Kasey Mohr '16
Educational achievement and career advancement go hand-in-hand for Mohr
Kasey Mohr did not excel in a traditional college setting. She went to a big state school for about six months before moving back home to Defiance. A self-proclaimed work-a-holic, Mohr took an entry-level job as a personal banker at Fifth Third Bank, but she knew she needed to continue her education to progress in her career. After earning an associate degree from Northwest State Community College, Mohr enrolled in Bluffton’s blended degree-completion program while working full-time.
“There is a direct correlation between my education at Bluffton and my advancement in my career. I’ve received two promotions since I started the program,” explained Mohr. “One promotion was to financial center manager at our Wauseon banking center and most recently to financial center manager at one of our Toledo locations, one of the busiest locations in Toledo.
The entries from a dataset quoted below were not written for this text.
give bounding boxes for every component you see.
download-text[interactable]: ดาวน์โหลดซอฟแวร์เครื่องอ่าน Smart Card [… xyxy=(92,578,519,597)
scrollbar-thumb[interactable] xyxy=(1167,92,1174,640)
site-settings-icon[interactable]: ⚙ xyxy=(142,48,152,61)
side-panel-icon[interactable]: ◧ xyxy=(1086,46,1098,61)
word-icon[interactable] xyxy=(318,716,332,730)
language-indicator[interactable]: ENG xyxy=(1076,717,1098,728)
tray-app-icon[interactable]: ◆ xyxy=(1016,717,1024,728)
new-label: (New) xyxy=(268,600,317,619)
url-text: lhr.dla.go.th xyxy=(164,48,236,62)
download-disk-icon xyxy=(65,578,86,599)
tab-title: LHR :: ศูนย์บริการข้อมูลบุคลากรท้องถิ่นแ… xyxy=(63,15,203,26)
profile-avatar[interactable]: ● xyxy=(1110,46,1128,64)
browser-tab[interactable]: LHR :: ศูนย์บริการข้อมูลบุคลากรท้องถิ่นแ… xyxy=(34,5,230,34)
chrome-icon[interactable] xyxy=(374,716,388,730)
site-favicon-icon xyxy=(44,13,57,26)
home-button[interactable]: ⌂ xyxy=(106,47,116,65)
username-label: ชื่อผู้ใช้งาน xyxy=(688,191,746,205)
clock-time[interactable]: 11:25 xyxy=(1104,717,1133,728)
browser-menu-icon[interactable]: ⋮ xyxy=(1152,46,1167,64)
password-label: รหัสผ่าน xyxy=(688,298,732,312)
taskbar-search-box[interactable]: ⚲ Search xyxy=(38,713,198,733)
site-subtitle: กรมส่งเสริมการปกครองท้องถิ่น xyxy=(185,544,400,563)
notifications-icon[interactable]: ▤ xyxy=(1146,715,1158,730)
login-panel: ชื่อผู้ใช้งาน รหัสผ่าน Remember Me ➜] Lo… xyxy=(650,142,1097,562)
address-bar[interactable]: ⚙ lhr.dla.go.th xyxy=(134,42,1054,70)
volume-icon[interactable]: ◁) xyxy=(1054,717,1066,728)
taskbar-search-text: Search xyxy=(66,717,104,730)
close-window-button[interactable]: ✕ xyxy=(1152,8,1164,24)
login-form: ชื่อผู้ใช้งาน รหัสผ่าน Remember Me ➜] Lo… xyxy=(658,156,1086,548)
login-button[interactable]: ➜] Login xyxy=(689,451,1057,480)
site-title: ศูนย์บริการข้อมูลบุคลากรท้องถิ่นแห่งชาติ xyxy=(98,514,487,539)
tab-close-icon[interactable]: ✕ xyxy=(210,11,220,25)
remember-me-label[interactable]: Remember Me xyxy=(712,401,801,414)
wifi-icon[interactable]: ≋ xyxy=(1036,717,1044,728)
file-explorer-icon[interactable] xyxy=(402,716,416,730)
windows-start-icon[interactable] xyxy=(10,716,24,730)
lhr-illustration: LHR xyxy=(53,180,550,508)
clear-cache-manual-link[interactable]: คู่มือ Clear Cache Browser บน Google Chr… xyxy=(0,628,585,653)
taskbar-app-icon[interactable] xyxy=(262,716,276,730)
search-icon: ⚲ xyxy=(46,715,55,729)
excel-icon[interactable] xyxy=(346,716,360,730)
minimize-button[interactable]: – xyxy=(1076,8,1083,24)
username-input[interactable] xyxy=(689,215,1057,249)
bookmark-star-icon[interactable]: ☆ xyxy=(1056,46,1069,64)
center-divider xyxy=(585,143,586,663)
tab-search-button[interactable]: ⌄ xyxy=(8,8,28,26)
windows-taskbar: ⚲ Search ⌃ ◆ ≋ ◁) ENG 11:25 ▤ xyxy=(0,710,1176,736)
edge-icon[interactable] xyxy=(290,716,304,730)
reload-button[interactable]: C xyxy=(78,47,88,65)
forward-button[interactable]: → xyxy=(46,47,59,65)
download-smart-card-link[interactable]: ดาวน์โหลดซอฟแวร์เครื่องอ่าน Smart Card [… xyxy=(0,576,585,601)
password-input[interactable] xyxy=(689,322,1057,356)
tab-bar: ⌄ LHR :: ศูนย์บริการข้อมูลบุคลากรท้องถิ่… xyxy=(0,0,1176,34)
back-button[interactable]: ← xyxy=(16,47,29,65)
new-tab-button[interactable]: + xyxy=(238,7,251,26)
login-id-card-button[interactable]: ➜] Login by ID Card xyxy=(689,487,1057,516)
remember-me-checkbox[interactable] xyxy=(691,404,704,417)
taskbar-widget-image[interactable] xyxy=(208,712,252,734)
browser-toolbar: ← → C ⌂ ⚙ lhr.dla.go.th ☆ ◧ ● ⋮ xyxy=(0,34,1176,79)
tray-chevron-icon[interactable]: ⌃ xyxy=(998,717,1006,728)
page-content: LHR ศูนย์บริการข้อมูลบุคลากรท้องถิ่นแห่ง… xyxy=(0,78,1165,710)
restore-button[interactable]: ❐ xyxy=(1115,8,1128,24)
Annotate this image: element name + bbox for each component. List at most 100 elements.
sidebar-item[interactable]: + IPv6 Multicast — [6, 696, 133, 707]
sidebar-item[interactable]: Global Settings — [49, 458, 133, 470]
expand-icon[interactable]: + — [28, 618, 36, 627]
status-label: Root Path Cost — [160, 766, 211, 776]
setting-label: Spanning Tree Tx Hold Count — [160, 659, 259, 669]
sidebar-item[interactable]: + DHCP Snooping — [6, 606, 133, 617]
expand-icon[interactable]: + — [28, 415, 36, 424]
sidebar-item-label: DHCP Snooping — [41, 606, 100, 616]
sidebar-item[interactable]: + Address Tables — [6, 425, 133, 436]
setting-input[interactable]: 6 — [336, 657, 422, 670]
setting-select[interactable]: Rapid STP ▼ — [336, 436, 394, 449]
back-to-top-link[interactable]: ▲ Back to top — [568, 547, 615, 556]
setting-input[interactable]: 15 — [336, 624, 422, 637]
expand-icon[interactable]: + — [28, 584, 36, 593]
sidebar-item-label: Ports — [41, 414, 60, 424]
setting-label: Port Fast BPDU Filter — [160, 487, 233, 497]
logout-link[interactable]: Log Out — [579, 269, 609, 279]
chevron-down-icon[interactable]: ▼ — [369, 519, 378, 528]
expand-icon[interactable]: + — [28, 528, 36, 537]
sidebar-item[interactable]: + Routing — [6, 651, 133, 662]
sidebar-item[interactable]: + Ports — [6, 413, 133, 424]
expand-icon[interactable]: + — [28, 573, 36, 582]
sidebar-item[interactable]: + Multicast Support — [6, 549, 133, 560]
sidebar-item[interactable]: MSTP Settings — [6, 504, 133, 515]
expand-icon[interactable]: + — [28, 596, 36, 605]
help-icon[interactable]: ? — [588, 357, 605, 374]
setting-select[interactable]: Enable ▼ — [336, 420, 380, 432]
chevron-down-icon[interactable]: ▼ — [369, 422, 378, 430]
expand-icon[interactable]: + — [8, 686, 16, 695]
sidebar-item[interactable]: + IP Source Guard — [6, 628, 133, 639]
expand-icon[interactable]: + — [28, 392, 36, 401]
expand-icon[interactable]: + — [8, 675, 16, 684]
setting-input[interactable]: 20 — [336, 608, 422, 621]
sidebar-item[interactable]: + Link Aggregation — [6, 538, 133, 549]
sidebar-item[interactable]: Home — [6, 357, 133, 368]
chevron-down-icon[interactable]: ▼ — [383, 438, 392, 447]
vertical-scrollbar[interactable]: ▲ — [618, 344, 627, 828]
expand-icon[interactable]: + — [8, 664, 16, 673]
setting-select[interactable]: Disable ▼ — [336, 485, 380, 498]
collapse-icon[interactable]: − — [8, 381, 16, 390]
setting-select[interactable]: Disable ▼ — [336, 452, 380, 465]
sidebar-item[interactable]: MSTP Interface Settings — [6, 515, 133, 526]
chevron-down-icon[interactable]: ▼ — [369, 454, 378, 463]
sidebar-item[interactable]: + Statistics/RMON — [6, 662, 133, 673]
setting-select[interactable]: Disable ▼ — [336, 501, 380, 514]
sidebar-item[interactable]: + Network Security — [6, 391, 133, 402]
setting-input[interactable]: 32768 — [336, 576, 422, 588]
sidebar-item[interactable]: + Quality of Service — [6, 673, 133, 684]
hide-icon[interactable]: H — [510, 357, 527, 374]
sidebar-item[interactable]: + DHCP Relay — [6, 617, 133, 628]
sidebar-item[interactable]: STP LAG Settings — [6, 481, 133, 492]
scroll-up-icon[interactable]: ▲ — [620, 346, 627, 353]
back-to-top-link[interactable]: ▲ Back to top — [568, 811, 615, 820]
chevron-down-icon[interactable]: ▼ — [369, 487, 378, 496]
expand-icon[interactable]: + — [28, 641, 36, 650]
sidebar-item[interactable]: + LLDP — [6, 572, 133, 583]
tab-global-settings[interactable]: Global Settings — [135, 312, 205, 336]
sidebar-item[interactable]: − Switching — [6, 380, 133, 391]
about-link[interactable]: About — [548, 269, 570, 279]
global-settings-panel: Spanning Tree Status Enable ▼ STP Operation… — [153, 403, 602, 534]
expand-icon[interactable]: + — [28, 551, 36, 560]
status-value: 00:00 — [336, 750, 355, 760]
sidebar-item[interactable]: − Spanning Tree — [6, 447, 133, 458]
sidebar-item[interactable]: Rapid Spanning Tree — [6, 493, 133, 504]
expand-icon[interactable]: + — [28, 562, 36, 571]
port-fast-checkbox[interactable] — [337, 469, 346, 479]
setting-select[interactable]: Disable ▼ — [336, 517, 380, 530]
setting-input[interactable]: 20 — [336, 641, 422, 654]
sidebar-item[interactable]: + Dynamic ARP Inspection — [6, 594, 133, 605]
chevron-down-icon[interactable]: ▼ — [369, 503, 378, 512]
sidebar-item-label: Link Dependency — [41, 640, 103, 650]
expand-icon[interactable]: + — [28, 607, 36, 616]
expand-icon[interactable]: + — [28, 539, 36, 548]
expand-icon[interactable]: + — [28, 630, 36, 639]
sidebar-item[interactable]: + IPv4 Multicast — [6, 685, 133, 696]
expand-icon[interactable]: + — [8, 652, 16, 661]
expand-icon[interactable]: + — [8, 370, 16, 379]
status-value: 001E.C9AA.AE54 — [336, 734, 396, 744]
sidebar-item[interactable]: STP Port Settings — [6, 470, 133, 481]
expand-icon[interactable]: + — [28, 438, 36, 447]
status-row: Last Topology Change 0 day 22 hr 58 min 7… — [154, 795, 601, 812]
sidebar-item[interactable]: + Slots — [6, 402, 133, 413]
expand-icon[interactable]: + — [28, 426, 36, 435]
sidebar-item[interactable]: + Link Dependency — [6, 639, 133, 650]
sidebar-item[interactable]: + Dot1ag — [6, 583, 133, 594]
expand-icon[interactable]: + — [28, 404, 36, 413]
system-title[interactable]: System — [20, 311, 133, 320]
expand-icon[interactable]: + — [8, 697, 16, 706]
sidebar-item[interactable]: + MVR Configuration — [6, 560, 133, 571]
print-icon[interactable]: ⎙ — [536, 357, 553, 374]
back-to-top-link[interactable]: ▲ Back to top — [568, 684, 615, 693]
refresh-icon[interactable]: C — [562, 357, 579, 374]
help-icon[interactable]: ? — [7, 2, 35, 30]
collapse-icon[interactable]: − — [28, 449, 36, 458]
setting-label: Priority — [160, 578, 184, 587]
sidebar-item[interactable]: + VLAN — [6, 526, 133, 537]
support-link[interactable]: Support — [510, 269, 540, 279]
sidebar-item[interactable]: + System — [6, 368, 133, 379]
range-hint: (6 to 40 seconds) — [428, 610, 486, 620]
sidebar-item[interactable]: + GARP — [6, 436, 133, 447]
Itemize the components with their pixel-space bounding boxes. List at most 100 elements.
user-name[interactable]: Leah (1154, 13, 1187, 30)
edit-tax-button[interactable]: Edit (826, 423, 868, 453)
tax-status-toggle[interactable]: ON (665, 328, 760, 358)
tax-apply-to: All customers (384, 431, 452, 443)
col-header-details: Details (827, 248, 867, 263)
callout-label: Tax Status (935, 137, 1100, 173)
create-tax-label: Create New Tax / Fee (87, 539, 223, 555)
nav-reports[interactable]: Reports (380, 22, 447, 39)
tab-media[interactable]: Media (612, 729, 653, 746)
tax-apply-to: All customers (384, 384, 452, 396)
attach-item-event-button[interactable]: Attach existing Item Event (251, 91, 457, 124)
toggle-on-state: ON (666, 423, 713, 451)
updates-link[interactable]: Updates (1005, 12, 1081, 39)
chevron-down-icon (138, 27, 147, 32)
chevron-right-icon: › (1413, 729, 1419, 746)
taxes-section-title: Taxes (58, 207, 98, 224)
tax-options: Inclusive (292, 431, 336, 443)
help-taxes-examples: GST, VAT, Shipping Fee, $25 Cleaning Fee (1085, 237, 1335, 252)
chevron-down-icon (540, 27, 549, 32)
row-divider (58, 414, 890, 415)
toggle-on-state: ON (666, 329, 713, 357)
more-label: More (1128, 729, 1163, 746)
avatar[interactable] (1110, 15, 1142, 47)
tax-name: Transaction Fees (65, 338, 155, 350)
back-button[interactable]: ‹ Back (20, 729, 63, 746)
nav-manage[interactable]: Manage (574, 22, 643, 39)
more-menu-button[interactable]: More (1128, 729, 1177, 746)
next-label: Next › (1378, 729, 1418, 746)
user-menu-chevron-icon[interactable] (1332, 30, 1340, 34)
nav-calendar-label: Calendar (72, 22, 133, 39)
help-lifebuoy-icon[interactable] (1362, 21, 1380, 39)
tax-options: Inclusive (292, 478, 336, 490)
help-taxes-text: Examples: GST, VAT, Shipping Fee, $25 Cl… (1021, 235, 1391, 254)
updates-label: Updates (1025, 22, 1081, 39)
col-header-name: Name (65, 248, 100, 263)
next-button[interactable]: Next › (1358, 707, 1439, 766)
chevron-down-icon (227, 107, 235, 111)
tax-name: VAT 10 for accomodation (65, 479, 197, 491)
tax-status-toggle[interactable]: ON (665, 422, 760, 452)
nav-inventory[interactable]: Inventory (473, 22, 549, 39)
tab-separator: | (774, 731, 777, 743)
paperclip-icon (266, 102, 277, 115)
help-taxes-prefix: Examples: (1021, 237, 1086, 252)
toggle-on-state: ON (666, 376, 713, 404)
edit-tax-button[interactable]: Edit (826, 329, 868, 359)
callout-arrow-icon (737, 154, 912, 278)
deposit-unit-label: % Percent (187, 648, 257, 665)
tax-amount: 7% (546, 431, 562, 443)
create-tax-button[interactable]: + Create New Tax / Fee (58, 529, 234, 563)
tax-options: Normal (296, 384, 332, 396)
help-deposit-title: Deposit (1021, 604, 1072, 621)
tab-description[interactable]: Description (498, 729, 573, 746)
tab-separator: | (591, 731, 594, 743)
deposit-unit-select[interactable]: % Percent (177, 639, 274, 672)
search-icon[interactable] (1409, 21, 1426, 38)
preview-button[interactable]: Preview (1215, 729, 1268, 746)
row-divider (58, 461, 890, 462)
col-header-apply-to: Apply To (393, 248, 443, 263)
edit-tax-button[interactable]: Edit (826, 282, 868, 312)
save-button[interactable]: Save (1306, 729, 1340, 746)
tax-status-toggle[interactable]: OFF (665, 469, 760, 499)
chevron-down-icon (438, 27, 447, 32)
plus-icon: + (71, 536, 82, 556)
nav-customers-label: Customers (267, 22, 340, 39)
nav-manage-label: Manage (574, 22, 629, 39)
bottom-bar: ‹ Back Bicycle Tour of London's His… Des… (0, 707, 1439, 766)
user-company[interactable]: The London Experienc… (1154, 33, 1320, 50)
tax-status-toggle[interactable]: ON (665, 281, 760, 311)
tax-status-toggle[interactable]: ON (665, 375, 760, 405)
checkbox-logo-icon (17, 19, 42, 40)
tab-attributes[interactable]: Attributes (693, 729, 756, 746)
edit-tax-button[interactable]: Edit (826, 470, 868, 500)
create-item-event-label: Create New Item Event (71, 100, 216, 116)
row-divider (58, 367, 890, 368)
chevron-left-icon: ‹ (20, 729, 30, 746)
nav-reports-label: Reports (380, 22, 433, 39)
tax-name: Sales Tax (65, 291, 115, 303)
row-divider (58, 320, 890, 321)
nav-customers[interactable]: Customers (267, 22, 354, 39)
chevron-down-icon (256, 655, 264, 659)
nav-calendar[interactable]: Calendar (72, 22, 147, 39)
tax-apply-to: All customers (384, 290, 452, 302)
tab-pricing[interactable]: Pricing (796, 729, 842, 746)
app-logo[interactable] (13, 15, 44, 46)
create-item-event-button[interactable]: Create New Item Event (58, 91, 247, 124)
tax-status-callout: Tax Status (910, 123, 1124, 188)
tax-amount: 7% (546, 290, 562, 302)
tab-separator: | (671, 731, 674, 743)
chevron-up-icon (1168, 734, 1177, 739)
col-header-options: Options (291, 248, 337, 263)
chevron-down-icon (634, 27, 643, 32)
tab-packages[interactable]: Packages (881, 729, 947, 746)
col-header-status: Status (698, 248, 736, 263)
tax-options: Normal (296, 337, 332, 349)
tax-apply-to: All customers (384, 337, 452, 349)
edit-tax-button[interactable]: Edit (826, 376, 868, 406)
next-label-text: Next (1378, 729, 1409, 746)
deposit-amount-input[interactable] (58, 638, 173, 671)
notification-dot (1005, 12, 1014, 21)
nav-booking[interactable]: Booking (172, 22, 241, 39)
I wouldn’t have been able to do that without Bluffton.”
Bluffton’s blended degree-completion program allows adult students to work full-time while taking three Saturday seminars on campus and weekly classes online.
“I did research a few other colleges and institutions,” said Mohr, “but nobody else could provide what Bluffton did with the blended program.”
Mohr explained that some colleges started night classes too early in the evening, but because Bluffton’s classes used videoconferencing technology, she was able to stay late at work on class nights, set up her laptop and take classes from her office.
“The decision was a no-brainer. It was affordable and convenient,” said Mohr.
Mohr completed her studies in December 2016. Now, she manages seven employees at the banking center.
“I love what I do. I wear many hats as a financial center manager, but most of my day involves coaching and developing my team,” said Mohr.
She routinely looks back on lessons learned at Bluffton in the areas of servant leadership and emotional intelligence.
“I use those on a daily basis to ensure I’m serving my employees and engaging with them and that I’m giving them the tools they need to be successful.”
While taking classes online might seem like an impersonal way to earn a degree, Mohr explained that she developed strong bonds during the two-year program.
“I had never before received as much personal attention from instructors or classmates even in an in-class setting. You really are working with classmates on a regular basis, texting and calling,” said Mohr. “I’m still in touch with instructors and classmates. We built relationships that will last beyond college and hopefully for quite some time. I really found the program to be valuable and impactful to my life.”